SIL activities are ambiguous as to outcome

While the SIL standards are intended to deliver both intermediate and final products with low defect rates the logical argument as to how each process achieves or contributes to such a process is not so clear. The problem becomes worse as the process moves away from proximal activities that directly impact the final delivered product and towards the distal activities of managing the process. For example DO-178 Table A-1 requires the preparation of a plan for the software aspects of certification. While planning a process is certainly a ‘good thing’, the problem is that it is difficult to link the quality of overall planning to a specific and hazardous fault in a product. All that can be said about a plan is that it represents a planning activity and ensures that, if adhered to, subsequent efforts are carried out in a planned way and are auditable against the plan. Having developed a software product to the SIL requirements we then find that the end product behaves much like software that has not been developed to such a standard. In essence SIL’s make no risky predictions given as noted above that the purported reliability of the software is not empirically testable. Even should a latent software fault exist as long as the correct set of circumstances never arise in practice the software will operate safely.


Given the problems identified above we must conclude that, however much SIL’s have become the accepted wisdom, they do not satisfy the requirements of a scientific theory. They may have a seductive simplicity but they are, it seems, closer to astrology than to science or engineering. Unfortunately while the software community continues to cling to such concepts it stifles serious investigation into the real question of what constitutes safe software.


Chilenski, J. J. (2001), An Investigation of Three Forms of the Modified Condition Decision Coverage (MCDC) Criterion, FAA Tech Center Report DOT/FAA/AR-01/18.

Fowler, D., Application of IEC 61508 to Air Traffic Management and Similar Complex Critical Systems – Methods and Mythology, in Lessons in System Safety: Proceedings of the Eighth Safety-Critical Systems Symposium, Anderson, T., Redmill, F. (ed.s), pp 226-245, Southampton, UK, Springer Verlag.

Littlewood, B. & Strigini, L. (1993), Validation of Ultra-High Dependability for Software-based Systems. Comm. of the ACM, 36(11):69–80.

McDermid, J. A, Pumfrey, D.J Software Safety: Why is there no Consensus? Proceedings of the International System Safety Conference (ISSC) 2001, Huntsville,System Safety Society, 2001.

Popper, K.R. , Conjectures and Refutations, Third Ed. Routledge Pub., 1968.

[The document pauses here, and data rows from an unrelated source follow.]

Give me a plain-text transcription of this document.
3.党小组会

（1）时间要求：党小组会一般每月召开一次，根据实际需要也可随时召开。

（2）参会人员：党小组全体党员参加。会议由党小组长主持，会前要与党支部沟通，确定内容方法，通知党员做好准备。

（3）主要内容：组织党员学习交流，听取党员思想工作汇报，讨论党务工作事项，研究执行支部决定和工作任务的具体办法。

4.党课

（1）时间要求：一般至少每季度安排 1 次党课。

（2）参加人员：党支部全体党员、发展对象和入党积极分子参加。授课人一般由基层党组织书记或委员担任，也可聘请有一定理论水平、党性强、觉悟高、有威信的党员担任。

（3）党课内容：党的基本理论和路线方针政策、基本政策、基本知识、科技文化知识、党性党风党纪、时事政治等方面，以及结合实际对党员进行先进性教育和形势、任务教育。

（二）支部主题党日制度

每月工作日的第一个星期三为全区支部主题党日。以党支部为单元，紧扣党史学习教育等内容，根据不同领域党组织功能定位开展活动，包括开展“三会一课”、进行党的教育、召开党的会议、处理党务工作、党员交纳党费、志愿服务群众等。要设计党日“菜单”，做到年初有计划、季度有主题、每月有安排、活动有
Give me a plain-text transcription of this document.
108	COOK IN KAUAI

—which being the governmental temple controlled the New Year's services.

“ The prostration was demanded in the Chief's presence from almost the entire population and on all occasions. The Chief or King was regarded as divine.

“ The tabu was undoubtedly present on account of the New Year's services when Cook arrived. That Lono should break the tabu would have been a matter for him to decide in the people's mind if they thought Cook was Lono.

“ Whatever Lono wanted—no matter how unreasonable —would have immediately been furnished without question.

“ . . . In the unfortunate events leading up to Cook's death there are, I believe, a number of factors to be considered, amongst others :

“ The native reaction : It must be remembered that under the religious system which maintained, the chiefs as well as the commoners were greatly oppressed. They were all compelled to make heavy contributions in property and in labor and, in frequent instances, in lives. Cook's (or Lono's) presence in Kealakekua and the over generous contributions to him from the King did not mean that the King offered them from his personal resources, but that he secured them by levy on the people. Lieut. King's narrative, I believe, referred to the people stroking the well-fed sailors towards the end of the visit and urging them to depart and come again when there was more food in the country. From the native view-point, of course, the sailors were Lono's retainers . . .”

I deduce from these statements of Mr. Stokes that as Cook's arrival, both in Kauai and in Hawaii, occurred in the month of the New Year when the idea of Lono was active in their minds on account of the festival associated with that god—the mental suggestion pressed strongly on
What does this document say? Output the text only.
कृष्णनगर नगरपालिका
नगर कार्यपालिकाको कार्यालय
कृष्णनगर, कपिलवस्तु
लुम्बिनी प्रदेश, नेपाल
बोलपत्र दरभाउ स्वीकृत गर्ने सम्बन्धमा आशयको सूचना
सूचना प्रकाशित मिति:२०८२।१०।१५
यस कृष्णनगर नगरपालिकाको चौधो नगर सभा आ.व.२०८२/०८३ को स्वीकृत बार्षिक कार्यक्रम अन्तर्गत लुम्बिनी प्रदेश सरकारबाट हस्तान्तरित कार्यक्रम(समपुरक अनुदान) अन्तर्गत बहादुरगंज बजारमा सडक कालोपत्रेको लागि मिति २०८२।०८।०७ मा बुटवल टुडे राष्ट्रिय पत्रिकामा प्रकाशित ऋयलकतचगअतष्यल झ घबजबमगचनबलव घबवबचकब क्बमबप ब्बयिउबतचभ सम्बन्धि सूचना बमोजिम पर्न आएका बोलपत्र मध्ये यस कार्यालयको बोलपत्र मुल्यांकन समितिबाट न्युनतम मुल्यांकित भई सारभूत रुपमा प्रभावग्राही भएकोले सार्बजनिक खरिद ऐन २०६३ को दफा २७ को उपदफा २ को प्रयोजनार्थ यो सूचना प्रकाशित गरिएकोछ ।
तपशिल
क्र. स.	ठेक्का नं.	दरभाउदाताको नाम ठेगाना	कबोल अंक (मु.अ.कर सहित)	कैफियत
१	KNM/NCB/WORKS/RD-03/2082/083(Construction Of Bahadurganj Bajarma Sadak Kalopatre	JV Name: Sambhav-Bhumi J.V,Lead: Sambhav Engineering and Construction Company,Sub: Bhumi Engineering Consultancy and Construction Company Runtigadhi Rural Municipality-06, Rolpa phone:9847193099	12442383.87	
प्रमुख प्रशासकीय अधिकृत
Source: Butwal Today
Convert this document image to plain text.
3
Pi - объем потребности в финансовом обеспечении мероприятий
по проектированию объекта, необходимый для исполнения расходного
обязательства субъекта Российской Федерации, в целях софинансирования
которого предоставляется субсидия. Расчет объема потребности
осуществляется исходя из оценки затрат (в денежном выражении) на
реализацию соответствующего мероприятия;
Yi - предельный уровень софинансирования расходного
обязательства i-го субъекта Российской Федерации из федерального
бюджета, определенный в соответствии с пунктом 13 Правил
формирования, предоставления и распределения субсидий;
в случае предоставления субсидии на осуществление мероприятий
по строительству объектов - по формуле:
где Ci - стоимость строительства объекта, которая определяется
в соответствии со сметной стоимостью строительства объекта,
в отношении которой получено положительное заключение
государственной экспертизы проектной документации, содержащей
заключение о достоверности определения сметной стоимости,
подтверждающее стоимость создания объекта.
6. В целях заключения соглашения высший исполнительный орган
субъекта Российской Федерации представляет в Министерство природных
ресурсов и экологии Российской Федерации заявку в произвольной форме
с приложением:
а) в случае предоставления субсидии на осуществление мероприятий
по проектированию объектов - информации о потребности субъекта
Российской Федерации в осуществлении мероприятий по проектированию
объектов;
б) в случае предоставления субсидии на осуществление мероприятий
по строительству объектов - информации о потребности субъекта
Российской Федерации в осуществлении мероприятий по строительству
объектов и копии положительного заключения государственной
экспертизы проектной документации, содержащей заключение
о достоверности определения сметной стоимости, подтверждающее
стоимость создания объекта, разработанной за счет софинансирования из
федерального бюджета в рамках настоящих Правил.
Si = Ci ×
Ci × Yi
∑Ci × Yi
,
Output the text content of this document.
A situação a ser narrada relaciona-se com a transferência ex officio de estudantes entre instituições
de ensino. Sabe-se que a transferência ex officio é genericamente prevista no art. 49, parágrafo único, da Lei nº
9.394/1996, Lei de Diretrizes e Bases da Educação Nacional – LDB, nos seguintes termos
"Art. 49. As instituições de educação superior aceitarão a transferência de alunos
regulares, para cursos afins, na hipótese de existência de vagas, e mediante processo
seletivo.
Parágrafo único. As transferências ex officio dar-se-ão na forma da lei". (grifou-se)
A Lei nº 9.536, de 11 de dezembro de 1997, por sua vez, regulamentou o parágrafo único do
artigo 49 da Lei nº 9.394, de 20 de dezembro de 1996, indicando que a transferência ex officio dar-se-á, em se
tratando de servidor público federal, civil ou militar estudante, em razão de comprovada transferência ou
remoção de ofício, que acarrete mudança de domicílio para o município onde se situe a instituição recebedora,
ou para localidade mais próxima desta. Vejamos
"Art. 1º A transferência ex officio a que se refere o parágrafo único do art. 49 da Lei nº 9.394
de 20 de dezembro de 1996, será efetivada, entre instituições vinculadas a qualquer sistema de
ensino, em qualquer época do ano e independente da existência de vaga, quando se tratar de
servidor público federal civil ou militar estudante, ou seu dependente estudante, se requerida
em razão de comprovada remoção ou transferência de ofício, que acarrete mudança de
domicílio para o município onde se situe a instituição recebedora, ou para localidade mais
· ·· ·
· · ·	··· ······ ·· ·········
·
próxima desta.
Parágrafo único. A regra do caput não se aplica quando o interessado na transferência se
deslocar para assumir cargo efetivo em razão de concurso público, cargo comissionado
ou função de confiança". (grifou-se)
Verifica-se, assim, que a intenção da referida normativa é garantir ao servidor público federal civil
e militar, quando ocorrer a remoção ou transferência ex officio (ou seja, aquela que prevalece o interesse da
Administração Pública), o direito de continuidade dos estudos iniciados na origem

Redmill, F., Safety Integrity Levels – Theory and Problems, Lessons in Systems Safety, in Lessons in System Safety: Proceedings of the Eighth Safety-Critical Systems Symposium, Anderson, T., Redmill, F. (ed.s), pp 1-20, Southampton, UK, Springer Verlag


1. There have been a multitude of qualitative and quantitative methods proposed for SIL assignment, so many that it sometimes seems that safety professionals take a perverse delight in propagating new techniques. Some of the more common include (with source):

  • Consequence (control loss) (MISRA),
  • Software authority (MIL-STD-882),
  • Consequence (loss severity) (DO 178),
  • Quantitative risk method (IEC 61508),
  • Risk graph and calibrated risk graph (IEC 61508/IEC 61511),
  • Hazardous event severity matrix (IEC 61508),
  • Hybrid consequence and risk matrix (DEF STAN 00-56),
  • Semi-quantitative method (IEC 61511),
  • Safety layer matrix method (IEC 61511), and
  • Layer of protection analysis (IEC 61511).